Düşünmek Spinoza’da yürümeyle aynı işleyişe sahip varyasyonların peşi sıra
gitmektir. Ama Nietzsche, bastonsuz (düşüncenin dayanağı olan hakikatsiz)
yürümek zorundadır. Bu sadece bastonu atmakla olmaz, baston ihtiyacı da ortadan
kaldırılmalıdır. İki şekilde; hem baston ihtiyacının meşruiyetini yıkarak hem
de bedeni sağlığına kavuşturarak. Bütün yazılarına bu ikili eşanlı yayılır. Bu
ikiliden birincisini onun Descartes ve Kant’la ilişkisinde, ikincisini ise
Spinoza ile ilişkisinde anlaşılır kılabiliriz.
Kant üzerinde
biraz, ama gereğinden çok değil durmak zorundayız. Çünkü onun bilgi teorisi
modern bilgi teorisinin, ahlak teorisi modern ahlak teorilerinin, estetiği de
modern estetiğin zeminidir. Nietzsche’nin felsefesinin bu üç alanda da sessiz
ve sinsi bir savaş yürüttüğü ana hedef, Kant’dır. Nitekim özne eleştirisinde
Descartes’a saldırır ama bu aynı zamanda Kant’a da verilmiş yanıtları içerir.
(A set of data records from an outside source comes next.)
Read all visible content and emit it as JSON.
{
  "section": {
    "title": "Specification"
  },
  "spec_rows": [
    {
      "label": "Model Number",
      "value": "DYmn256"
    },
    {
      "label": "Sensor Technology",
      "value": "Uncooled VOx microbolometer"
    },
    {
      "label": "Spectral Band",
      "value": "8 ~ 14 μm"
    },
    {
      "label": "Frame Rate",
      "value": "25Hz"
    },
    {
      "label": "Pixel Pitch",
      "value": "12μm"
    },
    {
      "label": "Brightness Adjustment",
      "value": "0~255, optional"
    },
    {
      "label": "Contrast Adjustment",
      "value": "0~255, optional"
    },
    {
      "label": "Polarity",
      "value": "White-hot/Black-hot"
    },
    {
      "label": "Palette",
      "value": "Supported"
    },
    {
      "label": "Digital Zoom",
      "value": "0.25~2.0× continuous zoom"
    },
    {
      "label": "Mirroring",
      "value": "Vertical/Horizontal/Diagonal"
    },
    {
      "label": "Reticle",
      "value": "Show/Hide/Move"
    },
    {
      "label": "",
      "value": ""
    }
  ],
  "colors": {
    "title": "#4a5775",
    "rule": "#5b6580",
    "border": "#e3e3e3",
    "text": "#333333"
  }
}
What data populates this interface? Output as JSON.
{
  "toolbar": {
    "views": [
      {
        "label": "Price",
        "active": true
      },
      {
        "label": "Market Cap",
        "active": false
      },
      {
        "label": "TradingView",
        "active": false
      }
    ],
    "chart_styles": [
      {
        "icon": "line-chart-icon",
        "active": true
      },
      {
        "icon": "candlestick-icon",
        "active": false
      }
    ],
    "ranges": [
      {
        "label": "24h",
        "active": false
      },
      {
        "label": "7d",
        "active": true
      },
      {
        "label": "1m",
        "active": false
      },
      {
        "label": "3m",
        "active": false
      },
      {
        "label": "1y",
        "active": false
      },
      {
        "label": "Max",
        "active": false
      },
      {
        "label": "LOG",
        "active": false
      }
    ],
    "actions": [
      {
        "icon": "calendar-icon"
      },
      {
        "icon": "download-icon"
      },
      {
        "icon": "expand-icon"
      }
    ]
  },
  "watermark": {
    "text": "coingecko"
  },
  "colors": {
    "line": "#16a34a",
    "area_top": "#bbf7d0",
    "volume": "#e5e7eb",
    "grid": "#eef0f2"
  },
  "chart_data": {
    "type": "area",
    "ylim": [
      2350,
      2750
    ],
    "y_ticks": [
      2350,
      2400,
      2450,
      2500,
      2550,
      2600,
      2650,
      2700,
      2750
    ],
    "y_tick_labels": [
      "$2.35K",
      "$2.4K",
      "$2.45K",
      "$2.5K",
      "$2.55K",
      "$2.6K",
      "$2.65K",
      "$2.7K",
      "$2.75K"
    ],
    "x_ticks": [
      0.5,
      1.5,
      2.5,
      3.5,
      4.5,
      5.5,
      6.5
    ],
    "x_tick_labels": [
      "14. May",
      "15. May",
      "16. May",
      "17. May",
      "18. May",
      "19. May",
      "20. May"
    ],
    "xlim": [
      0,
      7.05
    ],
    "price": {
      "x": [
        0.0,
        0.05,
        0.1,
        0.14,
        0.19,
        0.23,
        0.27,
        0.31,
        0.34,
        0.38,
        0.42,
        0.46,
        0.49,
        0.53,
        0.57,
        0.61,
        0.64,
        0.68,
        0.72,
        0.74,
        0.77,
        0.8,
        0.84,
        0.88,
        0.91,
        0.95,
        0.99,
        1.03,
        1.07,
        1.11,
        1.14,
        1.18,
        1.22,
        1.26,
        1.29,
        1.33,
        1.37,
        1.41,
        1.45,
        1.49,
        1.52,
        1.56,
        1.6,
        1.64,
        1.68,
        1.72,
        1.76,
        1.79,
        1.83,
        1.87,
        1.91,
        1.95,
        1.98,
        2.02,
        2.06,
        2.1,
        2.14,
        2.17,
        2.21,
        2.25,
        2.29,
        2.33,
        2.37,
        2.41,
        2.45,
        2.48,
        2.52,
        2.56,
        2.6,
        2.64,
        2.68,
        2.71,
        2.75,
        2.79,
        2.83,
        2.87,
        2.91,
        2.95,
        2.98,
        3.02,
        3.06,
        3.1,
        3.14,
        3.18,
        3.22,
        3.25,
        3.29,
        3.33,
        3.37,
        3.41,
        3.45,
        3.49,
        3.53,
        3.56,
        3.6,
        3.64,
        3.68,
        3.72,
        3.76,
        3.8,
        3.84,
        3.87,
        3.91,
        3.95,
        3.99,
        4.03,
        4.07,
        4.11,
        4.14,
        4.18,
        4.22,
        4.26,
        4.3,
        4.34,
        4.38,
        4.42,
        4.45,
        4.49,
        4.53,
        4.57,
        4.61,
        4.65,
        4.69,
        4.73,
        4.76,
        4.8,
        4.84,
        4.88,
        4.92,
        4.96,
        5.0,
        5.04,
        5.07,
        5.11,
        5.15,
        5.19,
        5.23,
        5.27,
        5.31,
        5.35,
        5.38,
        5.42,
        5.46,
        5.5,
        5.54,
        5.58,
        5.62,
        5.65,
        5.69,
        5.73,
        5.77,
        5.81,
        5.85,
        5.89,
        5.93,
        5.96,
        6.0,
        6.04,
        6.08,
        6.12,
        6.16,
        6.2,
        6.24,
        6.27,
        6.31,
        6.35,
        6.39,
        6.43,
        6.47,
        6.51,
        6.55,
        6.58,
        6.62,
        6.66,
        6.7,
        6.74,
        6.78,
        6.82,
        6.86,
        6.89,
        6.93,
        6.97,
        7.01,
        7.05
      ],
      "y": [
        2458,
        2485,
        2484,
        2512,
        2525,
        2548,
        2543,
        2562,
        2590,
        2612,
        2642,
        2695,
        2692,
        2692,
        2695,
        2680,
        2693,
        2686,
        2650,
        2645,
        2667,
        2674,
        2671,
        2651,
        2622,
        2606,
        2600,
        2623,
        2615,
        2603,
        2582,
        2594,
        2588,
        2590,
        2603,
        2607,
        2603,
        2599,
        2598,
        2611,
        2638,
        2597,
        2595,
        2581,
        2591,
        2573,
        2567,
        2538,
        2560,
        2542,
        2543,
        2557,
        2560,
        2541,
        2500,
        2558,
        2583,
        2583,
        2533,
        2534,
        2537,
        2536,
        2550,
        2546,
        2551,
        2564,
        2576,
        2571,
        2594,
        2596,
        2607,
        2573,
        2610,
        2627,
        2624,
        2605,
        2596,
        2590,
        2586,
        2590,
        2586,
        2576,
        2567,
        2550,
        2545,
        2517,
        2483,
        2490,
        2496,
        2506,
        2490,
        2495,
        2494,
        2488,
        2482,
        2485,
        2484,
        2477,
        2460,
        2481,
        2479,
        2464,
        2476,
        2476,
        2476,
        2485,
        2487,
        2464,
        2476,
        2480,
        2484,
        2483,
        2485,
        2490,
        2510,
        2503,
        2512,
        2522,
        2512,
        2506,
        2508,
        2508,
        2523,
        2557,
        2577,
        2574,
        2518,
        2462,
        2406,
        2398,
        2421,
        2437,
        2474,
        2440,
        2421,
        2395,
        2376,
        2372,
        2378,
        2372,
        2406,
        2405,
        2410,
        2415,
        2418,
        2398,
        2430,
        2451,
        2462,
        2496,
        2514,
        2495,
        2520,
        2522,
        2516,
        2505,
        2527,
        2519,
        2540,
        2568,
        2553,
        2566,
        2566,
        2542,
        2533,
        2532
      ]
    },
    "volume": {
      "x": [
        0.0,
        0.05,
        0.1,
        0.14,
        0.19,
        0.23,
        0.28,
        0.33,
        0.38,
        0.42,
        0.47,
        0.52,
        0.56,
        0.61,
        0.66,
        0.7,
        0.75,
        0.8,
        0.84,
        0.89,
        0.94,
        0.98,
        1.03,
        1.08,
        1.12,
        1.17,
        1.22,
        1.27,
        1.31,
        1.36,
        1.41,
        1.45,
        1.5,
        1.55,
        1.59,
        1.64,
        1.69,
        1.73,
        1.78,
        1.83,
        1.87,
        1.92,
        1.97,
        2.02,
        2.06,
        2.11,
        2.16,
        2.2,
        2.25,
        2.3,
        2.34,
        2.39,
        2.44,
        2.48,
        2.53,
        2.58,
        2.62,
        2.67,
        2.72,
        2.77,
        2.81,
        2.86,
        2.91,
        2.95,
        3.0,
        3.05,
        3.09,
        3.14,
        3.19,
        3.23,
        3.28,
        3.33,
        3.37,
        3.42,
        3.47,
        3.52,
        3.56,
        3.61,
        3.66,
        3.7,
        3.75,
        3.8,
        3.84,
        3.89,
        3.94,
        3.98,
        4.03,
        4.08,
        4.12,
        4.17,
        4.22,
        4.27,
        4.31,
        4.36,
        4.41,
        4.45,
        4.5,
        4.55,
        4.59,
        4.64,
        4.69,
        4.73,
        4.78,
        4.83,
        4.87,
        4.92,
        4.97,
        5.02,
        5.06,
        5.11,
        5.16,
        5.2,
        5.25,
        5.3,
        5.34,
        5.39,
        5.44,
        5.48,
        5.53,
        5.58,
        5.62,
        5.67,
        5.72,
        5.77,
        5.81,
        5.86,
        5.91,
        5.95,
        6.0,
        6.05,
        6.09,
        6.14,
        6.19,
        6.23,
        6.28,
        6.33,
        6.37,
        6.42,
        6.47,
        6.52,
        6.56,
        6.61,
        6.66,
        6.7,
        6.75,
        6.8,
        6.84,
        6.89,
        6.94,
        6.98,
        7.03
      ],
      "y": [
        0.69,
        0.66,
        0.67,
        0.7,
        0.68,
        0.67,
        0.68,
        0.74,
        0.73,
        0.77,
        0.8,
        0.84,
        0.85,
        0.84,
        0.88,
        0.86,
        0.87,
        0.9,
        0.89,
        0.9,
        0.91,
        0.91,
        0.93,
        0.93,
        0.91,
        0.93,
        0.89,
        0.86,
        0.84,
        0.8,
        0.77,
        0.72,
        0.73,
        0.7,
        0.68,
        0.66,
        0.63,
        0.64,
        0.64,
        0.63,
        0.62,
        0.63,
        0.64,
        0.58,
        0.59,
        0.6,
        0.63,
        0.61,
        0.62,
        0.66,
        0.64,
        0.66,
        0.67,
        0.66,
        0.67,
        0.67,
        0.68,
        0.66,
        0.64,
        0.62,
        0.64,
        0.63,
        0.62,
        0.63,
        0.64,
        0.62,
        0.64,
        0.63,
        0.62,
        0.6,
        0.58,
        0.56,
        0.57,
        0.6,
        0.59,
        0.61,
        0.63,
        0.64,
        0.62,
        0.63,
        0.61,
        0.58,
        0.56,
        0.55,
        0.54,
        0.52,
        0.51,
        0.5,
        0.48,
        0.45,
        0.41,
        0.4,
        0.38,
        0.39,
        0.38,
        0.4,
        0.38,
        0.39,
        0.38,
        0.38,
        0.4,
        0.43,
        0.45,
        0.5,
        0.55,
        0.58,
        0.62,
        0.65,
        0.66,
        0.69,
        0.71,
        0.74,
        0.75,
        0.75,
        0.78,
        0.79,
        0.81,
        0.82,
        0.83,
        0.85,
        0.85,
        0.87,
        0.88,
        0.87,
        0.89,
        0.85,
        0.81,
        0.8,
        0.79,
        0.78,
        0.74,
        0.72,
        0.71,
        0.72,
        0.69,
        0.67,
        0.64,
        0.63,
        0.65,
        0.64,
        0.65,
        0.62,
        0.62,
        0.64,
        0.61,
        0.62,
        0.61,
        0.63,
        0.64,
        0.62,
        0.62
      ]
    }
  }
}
Dolayısıyla Bir Nietzche algısı, verili bir Kant’algısı olmadan yerine oturmaz.
Nitekim, günümüzün teori serüveninin aktörleri, başta Derrida, Foucault,
Deleuze vb.’leri hala örtük ya da gizli, birçok konuda Kant’a cevap olarak
okunabilirler. Ama bu Hegel’den de çok, Nietzsche için geçerlidir.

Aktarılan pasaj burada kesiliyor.